A $5.35 billion proposed budget for the County of San Diego was presented to the Board of Supervisors Tuesday for the next fiscal year.
“I’m proud to say the budget is balanced, fiscally responsible and focused on continuous improvement and stewardship of public resources,” Chief Administrative Officer Helen Robbins-Meyer said.
While the total budget for fiscal year 2016-17 is 1.2 percent below the previous year, that number is deceiving because of a decline in spending for the Health and Human Services Agency, resulting from an agreement that transfers collective bargaining responsibilities for In-Home Supportive Services to the state, she said.

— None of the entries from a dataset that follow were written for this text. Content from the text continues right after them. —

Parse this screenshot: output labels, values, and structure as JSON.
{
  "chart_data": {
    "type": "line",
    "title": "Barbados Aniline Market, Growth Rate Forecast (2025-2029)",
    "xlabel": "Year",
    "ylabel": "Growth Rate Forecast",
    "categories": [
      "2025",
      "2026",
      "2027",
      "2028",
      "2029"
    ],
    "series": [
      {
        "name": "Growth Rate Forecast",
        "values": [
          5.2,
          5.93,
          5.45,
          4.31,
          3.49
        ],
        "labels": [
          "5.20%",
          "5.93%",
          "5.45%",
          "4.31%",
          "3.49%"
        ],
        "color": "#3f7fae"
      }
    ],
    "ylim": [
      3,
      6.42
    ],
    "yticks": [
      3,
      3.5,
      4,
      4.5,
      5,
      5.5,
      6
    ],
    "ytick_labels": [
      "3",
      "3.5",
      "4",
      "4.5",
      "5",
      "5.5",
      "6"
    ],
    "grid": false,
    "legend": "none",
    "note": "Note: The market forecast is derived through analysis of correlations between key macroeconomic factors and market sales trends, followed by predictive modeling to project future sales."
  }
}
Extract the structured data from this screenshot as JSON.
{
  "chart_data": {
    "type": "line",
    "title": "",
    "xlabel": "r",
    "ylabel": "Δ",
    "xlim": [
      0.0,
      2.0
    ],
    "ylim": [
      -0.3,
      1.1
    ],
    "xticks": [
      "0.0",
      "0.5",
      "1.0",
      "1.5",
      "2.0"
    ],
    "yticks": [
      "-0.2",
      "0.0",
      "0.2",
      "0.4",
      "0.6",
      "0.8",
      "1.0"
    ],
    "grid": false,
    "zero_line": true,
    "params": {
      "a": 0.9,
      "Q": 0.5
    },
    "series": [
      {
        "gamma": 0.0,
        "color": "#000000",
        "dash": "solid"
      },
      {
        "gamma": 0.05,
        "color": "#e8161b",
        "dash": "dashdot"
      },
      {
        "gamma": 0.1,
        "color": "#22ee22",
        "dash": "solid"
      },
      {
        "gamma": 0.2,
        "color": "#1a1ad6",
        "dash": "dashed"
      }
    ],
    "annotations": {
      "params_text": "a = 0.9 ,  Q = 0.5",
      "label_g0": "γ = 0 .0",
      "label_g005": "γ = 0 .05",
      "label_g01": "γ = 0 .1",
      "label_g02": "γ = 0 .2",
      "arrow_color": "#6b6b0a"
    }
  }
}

“County services are not being cut, in fact, quite the opposite,” Robbins-Meyer said. “This year’s budget targets the safety net for our most vulnerable populations.”
The Health and Human Services Agency is budgeted for an extra $88 million — with more than half going to a planned expansion of contracted community services and the rest for hiring 240 employees.
“We’re enhancing support for individuals with mental illness and looking to provide stability for the homeless mentally ill,” Robbins-Meyer said. “We’re increasing services for veterans and we’re adding diversion programs to reduce the number of young people involved with the juvenile justice system and helping victims of human trafficking.”
The budget blueprint includes spending boosts for most areas of county government to cover pay raises, higher retirement costs and additional staffing. The county expects to boost employment to a total of 17,378 employees.
“It’s really impressive to see the additional personnel that are coming in, particularly in the Health and Human Services Agency to further bolster a lot of the programs and services we run,” Supervisor Greg Cox said.
Spending on capital projects is set to drop by nearly half, or $67.5 million. County spending on infrastructure construction varies widely from year- to-year, depending on where various projects are in the pipeline.
“I want to thank the staff for the great job,” Supervisor Dave Roberts said. “I know how much work putting a budget together is and trying to have competing priorities with scarce resources.”
The county uses a two-year budgeting procedure for its operational plan. Staff recommended a $5 billion spending plan for the 2017-18 fiscal year.
Public hearings on the spending plan are scheduled to begin June 13, with final budget deliberations by the board set for June 28.